Por Katia Simões | O primeiro acesso da coordenadora de marketing Adrielle Gerez à plataforma AliExpress foi em 2014, em busca de produtos ligados ao k-pop, a música pop coreana que se tornou febre entre os jovens. Naquela época, a navegação era menos amigável e a entrega demorava meses. Uma década depois, as compras no marketplace e em lojas virtuais como Shein e Shopee se tornaram mensais.
— A experiência melhorou muito, assim como a oferta de produtos alinhados com o meu perfil — conta Gerez. — Nunca tive problemas e chego a economizar até 50% na compra de roupa plus size a equipamentos eletrônicos — diz ela, que tem tíquete médio mensal de R$ 100.
Adrielle é uma entre milhares de consumidores brasileiros que aumentam o volume de transações on-line feitas a partir de marketplaces e varejistas chineses. Em 2022, segundo dados da Associação Brasileira de Varejo e Consumo, os brasileiros gastaram mais de R$ 50 bilhões em mercadorias internacionais, especialmente da China e do Vietnã, o equivalente a 20% do comércio eletrônico brasileiro. O percentual de usuários nacionais que compram em sites estrangeiros alcançou 72% em 2022, tendo como foco principal Shein, Shopee e AliExpress, segundo levantamento da NielsenIQ Ebit.

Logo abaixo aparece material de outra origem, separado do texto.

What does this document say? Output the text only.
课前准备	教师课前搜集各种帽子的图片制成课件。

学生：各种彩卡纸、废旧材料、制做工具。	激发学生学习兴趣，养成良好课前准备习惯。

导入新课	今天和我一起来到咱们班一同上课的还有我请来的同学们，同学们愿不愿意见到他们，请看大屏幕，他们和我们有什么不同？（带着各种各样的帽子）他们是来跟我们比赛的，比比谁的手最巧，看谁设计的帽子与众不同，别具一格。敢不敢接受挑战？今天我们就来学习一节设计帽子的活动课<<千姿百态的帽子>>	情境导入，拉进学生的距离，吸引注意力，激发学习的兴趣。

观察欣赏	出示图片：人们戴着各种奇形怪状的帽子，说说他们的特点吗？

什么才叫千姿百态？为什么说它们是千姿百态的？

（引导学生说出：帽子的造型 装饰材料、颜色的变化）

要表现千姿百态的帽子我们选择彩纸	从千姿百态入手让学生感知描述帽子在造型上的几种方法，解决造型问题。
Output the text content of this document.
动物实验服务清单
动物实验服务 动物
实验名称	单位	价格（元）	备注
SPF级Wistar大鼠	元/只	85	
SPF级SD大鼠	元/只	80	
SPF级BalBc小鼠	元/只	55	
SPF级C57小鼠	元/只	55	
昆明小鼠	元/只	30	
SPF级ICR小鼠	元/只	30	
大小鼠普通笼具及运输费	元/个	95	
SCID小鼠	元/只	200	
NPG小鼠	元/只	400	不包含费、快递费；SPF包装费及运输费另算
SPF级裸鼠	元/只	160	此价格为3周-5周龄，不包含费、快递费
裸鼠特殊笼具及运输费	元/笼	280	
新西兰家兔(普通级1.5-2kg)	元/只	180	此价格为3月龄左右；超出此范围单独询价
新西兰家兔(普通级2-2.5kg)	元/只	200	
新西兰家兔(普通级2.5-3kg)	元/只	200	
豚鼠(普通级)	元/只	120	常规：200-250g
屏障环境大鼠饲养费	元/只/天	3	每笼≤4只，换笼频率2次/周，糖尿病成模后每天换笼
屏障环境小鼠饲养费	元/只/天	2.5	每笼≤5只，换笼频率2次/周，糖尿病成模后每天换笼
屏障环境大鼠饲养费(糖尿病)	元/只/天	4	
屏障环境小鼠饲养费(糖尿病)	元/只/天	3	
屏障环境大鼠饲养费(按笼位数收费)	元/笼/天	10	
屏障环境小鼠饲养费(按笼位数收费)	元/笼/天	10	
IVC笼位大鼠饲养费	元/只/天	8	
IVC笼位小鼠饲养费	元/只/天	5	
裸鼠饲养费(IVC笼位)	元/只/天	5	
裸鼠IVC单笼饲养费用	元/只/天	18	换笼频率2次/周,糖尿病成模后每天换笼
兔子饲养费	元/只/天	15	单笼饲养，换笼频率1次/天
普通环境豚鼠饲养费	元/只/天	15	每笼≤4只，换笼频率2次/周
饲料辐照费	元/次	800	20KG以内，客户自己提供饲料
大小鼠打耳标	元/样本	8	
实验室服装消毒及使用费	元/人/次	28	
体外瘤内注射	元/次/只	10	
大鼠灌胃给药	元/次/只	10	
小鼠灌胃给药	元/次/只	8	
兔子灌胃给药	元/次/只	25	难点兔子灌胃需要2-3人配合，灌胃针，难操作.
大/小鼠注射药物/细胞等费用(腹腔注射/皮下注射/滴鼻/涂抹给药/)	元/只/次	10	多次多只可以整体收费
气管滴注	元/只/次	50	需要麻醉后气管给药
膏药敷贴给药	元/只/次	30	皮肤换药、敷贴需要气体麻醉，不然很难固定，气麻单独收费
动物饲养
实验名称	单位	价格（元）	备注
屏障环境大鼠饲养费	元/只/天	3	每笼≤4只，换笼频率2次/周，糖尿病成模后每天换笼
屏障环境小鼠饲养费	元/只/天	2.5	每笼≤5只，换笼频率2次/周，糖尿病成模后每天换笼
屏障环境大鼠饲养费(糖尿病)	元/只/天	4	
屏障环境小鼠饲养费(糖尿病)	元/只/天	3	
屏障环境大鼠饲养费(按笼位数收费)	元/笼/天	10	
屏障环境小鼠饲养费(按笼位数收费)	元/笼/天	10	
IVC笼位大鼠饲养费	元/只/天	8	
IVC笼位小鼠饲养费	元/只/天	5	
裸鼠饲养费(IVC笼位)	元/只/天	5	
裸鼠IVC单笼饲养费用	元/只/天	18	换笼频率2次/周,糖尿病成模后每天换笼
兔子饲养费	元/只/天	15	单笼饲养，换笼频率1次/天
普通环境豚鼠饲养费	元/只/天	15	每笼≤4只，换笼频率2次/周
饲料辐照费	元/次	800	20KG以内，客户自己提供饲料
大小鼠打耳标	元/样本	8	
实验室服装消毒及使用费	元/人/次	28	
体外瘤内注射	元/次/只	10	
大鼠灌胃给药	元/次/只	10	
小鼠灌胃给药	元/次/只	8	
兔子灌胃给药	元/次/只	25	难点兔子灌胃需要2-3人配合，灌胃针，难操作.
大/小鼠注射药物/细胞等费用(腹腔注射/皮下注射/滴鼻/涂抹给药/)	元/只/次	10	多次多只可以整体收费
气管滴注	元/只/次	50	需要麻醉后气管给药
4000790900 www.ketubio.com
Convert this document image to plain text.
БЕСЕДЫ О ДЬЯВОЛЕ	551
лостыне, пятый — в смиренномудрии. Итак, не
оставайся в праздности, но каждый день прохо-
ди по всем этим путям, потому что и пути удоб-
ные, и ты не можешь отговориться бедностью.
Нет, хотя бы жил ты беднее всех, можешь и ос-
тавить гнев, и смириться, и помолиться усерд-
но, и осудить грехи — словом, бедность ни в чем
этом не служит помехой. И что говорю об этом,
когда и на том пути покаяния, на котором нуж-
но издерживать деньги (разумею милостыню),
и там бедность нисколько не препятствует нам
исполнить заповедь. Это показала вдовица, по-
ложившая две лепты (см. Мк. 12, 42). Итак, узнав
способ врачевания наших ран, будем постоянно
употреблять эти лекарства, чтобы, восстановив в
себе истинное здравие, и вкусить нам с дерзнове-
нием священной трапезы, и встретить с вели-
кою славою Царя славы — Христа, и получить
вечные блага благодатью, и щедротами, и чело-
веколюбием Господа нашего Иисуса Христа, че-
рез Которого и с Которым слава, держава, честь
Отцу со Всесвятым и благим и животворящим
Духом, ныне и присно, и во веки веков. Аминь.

O interesse é recíproco. Com a expansão do comércio on-line, que responde por 11% das vendas do varejo nacional, o Brasil entrou no radar das gigantes.
— O país está entre os cinco maiores mercados da AliExpress e possui um grande potencial de expansão, pois está distante de Estados Unidos, Coreia do Sul e Reino Unido, onde 30% do varejo está no canal on-line, e da China, que tem 52% — afirma Briza Bueno, diretora da AliExpress.
Há 13 anos no Brasil, o serviço tem mais de 7 milhões de usuários diários no país, é líder em cross-border (compra e venda entre países) e tem 46,4% de share, considerando-se apenas acessos pela web, segundo dados da Similarweb e da Conversion. De acordo com Alberto Serrentino, fundador da Varese Retail, fomentar o cross-border globalmente é uma estratégia praticada pela China há muito tempo.
— Eles não só vendem da China para o mundo, como também compram muito do exterior por meio de duas grandes plataformas: AliExpress e Timol — afirma. — O Brasil, porém, não está aproveitando a oportunidade reversa que é usar as mesmas estruturas para vender para os chineses — aponta.
Há menos tempo no mercado brasileiro, mas com o mesmo apetite da AliExpress, a Shein, varejista global on-line de moda, beleza e lifestyle, conta com três centros de produção no mundo, um deles no Brasil. Em março de 2023, deu início à operação local, em parceria com 330 fábricas.
— O objetivo é ter 85% das vendas no Brasil composta por produtos produzidos no país até o final de 2026. Para tanto, assumimos o compromisso de estabelecer parceria com 2 mil fábricas — afirma a diretora de produção local da Shein Brasil, Fabiana Magalhães. — O Brasil está entre os cinco maiores mercados do mundo para a empresa – diz.
Competitividade
Presente em mais de 150 países, com 6 mil fornecedores globais e 250 milhões de seguidores nas redes sociais, a Shein trabalha com um modelo de negócio baseado em produção de pequena escala. Fabrica apenas de 100 a 200 unidades por produto e mede a resposta do mercado em tempo real, produzindo em maior escala somente o que tem demanda garantida.
— Não se trata de fenômeno local, que promove concorrência predatória no Brasil. A Shein cresce globalmente — diz Serrentino. — É a número 1 em busca de moda na Europa, EUA e Brasil.
À frente da trading China Gate, Rodrigo Giraldelli observa que o que apavora os varejistas brasileiros é a velocidade com que as empresas chinesas entram e ganham participação no mercado.
— Eles têm fórmula difícil de ser superada que une custo baixo, alta tecnologia e logística eficiente. É preciso ficar esperto, buscar eficiência, porque eles chegaram para ficar.
Estudo encomendado pelo Instituto para Desenvolvimento do Varejo em parceria com o Instituto Brasileiro de Planejamento e Tributação revela que o atual sistema de tributação concede vantagens que podem chegar a 60% para as gigantes chinesas.
O programa Remessa Conforme, lançado em 2023, é uma tentativa de regularizar a arrecadação de impostos sobre produtos importados. Compras até US$ 50 continuam isentas e respondem pela maioria das transações feitas com as chinesas. O governo, contudo, sinaliza que novas regras devem entrar em vigor em 2024.